Mr. Bourguignon had worked at several delis throughout Long Island before he heard in 1988 from friends who owned a similar market in Quogue that The Village Market was for sale. When he first visited and saw the regulars hanging out in the deli, trading stories in the early morning or having a quick bite on their lunch breaks, he knew it was a place he wanted.

“This was always the place to be,” he said, as he stood surrounded Saturday night by a group of regular customers who were gently chiding him and reminiscing about their visits to the market.

“What am I going to miss? It’s obvious. All these knuckleheads,” he said.

Ms. Thilberg and the butcher, Mario Zulli, had both been on the staff when Mr. Bourguignon bought the market from Vicki McDowell and Marilyn Gatz.

Both Ms. Thilberg and Mr. Bourguignon said that they would take advantage of their new free time to travel. Ms. Thilberg plans to continue working at her brother’s auto body shop, Sap Enterprises, in Riverhead.

“The best part of the job was meeting all the interesting people over the years,” she said. “We’ll miss everybody.”

Ms. Thilberg’s sister, Carol Underwood, was already missing the market as she sampled her sister’s cooking at the party.

“I’m going to miss the chicken salad,” she said. “Judy is like a pillar.”

Ms. Underwood’s husband, Jim Underwood, was also feeling nostalgic. Just retired from his job as a health teacher at Mattituck High School a few blocks away, he came to The Village Market for lunch nearly every day during school.

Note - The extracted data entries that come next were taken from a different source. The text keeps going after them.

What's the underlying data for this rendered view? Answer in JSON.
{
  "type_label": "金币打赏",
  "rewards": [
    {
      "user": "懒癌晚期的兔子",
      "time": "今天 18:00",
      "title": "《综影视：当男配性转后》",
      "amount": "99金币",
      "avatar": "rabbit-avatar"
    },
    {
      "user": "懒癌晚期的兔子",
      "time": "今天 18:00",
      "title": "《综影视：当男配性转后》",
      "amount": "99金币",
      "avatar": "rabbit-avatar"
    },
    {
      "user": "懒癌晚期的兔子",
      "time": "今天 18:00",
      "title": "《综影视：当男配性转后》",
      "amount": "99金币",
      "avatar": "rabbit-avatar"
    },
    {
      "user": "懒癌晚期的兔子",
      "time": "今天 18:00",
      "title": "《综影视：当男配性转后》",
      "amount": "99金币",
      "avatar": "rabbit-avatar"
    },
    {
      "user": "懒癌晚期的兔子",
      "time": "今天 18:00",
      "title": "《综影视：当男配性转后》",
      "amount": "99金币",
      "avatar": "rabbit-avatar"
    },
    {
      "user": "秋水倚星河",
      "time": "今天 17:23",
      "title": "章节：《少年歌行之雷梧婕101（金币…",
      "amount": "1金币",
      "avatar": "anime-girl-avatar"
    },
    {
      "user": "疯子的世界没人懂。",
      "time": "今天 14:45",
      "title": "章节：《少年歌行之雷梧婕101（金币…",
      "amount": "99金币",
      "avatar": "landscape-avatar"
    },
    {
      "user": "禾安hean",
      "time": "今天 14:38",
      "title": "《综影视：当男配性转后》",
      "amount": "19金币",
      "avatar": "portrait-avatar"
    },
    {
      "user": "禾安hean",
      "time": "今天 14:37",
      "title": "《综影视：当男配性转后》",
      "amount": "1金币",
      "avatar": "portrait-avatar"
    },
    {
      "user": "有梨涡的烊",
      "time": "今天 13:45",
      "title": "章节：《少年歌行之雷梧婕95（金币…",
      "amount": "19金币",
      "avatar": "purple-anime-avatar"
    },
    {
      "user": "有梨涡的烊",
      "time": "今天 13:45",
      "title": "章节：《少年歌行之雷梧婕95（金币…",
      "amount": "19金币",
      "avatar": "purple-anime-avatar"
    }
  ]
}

“I’m going to miss their sausage and the news updates from people you’d see,” he said. “This place was like Mattituck online, but you didn’t need the Internet. This has been community home base. There’s going to be a big gap.”

Mr. Underwood said that when he returned to school with food to go the plates would be heaping. The crab cakes and lemon chicken were his favorites.

“I tried to make the lemon chicken. Judy told me how, but I couldn’t duplicate it,” he said.

Lisa Davis, who said she works not far from The Village Market, has been a regular for 22 years. “I wouldn’t miss their egg special on Saturday mornings,” she said. “It has a down-home, friendly feeling. They knew everybody. It’s going to be a big hole.”

Danielle Grathwohl’s first job was at The Village Market, when she was 14. That was before Mr. Bourguignon owned the market, and “he made it better,” she said. She worked as a cashier and, when it was slow, she made chopped meat.

“My mom said, ‘Work some place you can walk to,'” she said.

“My husband’s here every day with my children. Judy would give them cookies, so she became the cookie lady. My daughter was Little Miss Mattituck and she had her picture taken with Mike on the counter,” Ms. Grathwohl added.

Ms. Grathwohl said that she doesn’t know where she and her family will go for cookies and home cooking now that The Village Market is closing.

“It’s really the end of an era,” she said.